The Road Safety Markings Association (RSMA) said its Lifelines report revealed proof of a decline in road maintenance.
The survey looked at 7,250km of white lines across roads in England, Scotland and Wales. It found that the section of motorway with the poorest quality lines is the M6 Wigan-Standish section, where 66% need emergency replacement and, in total, 96% should be scheduled for replacement based on the Highways Agency’s own standard.
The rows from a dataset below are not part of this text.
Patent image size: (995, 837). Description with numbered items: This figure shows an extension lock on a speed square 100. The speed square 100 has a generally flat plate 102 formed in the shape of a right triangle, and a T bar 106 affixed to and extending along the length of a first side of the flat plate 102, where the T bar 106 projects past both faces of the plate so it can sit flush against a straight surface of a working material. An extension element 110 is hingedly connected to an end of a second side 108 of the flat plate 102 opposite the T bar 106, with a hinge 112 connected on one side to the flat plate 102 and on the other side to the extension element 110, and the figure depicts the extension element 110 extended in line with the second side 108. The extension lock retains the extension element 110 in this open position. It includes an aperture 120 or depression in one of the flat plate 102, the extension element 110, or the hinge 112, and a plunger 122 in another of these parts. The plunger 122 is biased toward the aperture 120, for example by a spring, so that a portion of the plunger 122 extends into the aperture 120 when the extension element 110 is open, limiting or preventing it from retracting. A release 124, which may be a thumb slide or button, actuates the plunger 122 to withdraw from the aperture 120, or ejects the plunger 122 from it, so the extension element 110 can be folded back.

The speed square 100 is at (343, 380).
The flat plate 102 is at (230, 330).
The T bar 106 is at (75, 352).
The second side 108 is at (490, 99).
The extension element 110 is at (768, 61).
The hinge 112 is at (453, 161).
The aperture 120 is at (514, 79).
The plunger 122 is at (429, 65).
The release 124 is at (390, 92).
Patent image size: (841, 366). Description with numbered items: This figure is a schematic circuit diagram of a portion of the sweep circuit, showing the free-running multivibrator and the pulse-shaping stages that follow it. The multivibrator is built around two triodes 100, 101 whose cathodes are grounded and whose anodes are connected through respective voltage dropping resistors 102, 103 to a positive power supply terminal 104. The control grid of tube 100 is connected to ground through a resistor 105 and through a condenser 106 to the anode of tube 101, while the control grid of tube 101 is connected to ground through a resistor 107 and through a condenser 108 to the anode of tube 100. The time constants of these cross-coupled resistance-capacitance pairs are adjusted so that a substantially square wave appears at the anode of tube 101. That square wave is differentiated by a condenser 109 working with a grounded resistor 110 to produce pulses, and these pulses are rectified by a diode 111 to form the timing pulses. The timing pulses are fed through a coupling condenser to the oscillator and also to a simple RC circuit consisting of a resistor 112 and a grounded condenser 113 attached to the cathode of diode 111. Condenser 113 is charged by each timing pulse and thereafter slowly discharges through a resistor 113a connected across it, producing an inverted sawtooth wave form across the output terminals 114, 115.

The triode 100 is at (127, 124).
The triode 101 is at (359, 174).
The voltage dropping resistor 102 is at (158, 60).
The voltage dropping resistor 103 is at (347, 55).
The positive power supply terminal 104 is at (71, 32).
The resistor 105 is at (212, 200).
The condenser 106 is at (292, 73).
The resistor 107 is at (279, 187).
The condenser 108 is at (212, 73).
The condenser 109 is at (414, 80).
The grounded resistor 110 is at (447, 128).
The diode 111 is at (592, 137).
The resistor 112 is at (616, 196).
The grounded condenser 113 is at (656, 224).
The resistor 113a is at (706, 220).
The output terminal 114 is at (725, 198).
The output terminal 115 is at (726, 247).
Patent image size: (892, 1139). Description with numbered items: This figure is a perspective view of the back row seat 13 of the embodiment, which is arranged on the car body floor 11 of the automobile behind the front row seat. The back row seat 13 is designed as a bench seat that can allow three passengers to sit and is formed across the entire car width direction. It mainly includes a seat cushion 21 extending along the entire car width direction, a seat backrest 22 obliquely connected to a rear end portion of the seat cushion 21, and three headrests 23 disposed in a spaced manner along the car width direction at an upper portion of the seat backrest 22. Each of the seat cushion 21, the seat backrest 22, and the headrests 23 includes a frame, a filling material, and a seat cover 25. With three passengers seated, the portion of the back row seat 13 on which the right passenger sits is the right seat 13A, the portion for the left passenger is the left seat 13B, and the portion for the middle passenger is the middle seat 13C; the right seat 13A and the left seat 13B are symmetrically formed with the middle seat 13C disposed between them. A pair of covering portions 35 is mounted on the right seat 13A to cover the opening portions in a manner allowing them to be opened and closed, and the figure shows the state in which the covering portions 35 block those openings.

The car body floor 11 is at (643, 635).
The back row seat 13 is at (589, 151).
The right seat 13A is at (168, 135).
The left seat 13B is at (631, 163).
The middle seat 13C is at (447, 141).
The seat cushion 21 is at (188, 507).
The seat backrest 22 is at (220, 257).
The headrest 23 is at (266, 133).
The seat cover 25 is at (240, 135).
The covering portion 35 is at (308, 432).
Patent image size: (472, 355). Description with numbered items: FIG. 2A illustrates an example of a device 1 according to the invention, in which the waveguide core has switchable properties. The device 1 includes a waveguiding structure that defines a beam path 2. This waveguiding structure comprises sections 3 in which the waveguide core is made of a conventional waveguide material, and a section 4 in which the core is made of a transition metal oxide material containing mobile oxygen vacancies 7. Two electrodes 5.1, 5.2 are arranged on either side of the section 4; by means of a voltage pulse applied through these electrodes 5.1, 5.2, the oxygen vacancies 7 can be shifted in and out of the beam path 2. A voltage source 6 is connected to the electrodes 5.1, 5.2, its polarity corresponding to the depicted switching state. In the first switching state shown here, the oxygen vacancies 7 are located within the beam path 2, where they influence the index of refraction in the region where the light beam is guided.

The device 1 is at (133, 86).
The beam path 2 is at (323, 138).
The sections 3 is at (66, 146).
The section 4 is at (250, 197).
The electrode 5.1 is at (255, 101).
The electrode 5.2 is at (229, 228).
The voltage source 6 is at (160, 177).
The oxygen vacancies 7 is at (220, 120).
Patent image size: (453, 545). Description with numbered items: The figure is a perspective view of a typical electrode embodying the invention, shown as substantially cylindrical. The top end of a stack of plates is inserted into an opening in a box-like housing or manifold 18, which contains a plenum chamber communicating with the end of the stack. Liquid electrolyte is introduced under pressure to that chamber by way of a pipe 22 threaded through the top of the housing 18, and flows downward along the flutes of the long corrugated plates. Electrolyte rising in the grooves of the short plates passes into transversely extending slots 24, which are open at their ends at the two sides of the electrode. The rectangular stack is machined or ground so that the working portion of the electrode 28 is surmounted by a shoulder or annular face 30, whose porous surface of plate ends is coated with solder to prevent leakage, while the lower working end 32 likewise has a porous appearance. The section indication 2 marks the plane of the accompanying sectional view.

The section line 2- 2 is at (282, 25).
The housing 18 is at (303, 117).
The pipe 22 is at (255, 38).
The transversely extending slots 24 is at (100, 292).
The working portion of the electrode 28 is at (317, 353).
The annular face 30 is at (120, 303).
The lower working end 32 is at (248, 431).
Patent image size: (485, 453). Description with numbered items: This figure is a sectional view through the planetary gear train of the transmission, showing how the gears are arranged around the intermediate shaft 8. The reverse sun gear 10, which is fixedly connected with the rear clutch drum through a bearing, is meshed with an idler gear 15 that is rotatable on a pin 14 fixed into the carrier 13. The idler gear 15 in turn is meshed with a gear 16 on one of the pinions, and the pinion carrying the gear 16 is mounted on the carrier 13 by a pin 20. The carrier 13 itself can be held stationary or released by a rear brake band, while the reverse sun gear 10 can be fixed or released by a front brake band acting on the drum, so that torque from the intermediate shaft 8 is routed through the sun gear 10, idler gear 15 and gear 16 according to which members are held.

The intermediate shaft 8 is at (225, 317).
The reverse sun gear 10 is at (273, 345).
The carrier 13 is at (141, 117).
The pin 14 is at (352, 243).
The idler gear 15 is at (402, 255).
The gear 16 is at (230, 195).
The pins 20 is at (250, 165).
Key findings of the survey include:
- 40% of markings on Scotland’s motorway and dual carriageways need immediate replacement
- 40% of markings on dual carriageways in Wales need immediate replacement
- 38% of markings on motorways and 36% on dual carriageways maintained by the Highways Agency in England need immediate or scheduled repairs
- 25% of markings on HA single carriageways need replacing now; 19% scheduled
- On England’s local authority-maintained single carriageways 22% of markings are in a critical condition and a further 20% need replacing.
The standard of markings on Scotland’s roads was described as ‘almost in free-fall’.
Other poor stretches of motorway measured were:
- M27 Eastleigh
- M66 Ramsbottom to Bury
- M1 from M69 to A46
- M20 from M25 to Borough Green.
The best motorway markings by far were found on the M5 Tiverton to Tewkesbury where 80% of markings scored the highest rating
Among dual carriageways managed by the HA, the poorest is A630 between M1 and Sheffield with 80% of markings completely worn out and a further 17% to be scheduled for replacement.
RSMA national director George Lee said: “This latest survey shows that in spite of the Highways Agency having a standard by which its markings are measured and maintained, there is clear evidence of significant decline. Standards are being inconsistently implemented, and it would appear that there is little or no monitoring. Markings in the danger rating on motorways have doubled from 8% in 2010 to 17% to 2012; while the percentage of markings given the highest rating have dropped from 38% in 2010 to just 29% this year.
“The Scottish government, through Transport Scotland and the Welsh Assembly government, through Transport Wales, have both signed up to the TD26 maintenance standard so they are as much at fault as the HA in failing to enforce the standard. It is only local government that has no equivalent standard, but we know from experience that where decline is seen in HA-maintained roads, local authorities will follow.”
However, the Highways Agency rejected the findings. A spokesperson said: "We conduct our own surveys to assess the condition of road markings on the strategic road network, to ensure that journeys can be made safely and reliably.
"Where markings on sections of road are found to be sub-standard and require urgent improvement, we take prompt action to remedy them. In the majority of cases the maintenance of road markings is carried out as part of planned, programmed work.
"RSMA's survey was not comprehensive, and it is not clear how they chose which parts of our network to survey. Furthermore, they misquote the standards for quality of lane markings within their report."